An unidentified speaker for the Utah Department of Transportation (UDOT) said the project will take about two years, citing three main constraints: heavy traffic through the work zone, utilities that must be relocated before bridge work, and coordination with the railroad.
"As much as we wish we could just snap and make the project happen, it just doesn't work that way," the speaker said, adding that the timeline is a "three part view" that together explains the two-year estimate. The speaker repeatedly framed the schedule as an operational necessity rather than a preference.
The speaker listed the three causes: the need to keep traffic moving through the site, utility relocations that must occur prior to bridge construction, and railroad timing that requires coordination with the agency that owns the tracks. "They have their own specific timing and windows and coordination that has to happen with that," the speaker said.

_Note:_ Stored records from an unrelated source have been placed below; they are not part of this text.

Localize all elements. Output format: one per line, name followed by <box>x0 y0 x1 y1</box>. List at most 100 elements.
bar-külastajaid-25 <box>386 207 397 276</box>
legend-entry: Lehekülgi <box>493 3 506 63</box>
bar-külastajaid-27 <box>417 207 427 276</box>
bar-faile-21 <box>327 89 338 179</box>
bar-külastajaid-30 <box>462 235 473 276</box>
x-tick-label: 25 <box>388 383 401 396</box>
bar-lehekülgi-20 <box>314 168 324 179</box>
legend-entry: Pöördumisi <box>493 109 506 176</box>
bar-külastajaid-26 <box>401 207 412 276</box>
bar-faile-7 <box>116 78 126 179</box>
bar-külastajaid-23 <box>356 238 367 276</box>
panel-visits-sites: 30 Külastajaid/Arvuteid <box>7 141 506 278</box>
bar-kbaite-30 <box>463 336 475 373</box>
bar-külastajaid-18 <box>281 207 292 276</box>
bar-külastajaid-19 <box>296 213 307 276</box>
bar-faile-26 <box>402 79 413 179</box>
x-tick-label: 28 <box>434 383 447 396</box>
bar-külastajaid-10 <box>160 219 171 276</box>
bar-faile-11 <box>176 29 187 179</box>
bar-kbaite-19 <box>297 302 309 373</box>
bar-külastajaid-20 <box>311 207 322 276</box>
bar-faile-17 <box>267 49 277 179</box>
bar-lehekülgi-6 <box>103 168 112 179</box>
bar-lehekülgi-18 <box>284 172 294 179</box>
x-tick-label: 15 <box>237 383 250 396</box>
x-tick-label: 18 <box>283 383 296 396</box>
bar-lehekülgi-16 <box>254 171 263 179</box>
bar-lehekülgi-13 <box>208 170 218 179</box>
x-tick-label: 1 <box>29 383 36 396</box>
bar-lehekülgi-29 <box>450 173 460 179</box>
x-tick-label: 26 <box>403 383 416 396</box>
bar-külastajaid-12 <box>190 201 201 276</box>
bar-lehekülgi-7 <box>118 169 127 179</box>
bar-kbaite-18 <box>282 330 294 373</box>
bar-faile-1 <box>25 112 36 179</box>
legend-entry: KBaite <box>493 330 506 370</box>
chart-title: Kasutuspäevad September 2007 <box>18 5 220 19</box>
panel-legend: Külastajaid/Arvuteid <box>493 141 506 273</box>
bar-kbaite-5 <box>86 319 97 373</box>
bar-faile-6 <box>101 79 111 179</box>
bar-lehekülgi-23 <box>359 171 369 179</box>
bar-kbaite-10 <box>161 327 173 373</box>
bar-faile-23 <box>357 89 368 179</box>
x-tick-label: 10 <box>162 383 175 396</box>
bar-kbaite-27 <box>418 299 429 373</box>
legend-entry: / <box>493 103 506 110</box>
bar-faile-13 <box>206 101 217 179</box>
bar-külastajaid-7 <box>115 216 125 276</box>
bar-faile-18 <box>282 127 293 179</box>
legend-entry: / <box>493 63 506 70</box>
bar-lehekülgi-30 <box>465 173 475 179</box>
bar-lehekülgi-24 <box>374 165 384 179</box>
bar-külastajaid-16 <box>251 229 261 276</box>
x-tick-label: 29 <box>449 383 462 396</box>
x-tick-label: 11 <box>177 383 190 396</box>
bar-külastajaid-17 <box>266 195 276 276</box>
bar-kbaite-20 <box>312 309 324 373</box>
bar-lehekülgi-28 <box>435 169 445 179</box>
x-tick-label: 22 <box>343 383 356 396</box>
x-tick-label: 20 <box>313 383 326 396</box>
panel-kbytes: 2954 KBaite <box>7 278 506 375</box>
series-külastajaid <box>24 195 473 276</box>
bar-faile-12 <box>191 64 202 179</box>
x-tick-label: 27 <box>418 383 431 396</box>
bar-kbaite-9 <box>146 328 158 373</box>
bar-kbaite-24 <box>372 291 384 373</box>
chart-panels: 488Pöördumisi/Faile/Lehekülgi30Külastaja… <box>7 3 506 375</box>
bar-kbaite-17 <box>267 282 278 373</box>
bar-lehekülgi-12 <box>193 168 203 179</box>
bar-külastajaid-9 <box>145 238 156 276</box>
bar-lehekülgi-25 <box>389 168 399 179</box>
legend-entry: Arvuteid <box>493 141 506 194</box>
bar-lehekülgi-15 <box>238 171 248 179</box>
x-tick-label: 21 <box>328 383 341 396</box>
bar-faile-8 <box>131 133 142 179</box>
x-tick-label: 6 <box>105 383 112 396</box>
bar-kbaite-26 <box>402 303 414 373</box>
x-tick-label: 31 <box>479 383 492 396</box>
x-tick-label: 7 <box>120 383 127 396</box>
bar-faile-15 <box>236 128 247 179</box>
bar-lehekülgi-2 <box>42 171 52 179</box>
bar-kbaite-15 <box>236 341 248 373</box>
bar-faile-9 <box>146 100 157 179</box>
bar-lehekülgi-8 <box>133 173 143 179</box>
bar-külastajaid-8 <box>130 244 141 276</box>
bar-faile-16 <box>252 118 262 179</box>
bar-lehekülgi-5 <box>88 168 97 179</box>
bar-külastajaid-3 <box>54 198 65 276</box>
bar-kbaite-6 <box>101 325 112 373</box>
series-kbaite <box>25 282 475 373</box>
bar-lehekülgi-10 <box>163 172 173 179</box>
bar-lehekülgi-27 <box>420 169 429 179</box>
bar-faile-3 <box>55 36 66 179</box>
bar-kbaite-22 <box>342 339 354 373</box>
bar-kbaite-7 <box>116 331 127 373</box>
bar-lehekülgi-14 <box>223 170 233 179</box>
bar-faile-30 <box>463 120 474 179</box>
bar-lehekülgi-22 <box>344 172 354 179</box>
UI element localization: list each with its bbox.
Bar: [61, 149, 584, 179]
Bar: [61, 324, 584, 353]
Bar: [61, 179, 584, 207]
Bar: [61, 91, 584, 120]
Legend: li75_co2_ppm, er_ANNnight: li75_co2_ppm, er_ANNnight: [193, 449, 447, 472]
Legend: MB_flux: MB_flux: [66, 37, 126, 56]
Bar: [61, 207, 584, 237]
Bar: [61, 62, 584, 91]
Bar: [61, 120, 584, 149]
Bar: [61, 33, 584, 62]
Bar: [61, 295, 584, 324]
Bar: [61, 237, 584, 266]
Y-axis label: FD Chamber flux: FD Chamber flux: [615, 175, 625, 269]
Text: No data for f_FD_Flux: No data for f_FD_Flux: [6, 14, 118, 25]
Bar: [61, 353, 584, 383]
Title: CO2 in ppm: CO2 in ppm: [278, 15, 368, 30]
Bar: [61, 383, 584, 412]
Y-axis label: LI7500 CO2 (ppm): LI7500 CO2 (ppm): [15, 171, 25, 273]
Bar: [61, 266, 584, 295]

On-site safety measures include barrels and temporary barriers. "We can't have people driving into work zones," the speaker said, noting that multiple crews are working simultaneously on different elements of the project. The speaker urged motorists to slow down near crews, saying it "keeps you safe as a driver. It keeps our workers safe."
The transcript provided no project name, exact location, cost, funding sources or formal schedule milestones beyond the roughly two-year timeline. No motions or votes were recorded in the transcript. The speaker closed by acknowledging that construction is inconvenient but said "it's our goal at UDOT to get through this project as quickly as possible" and that staff are "working towards it."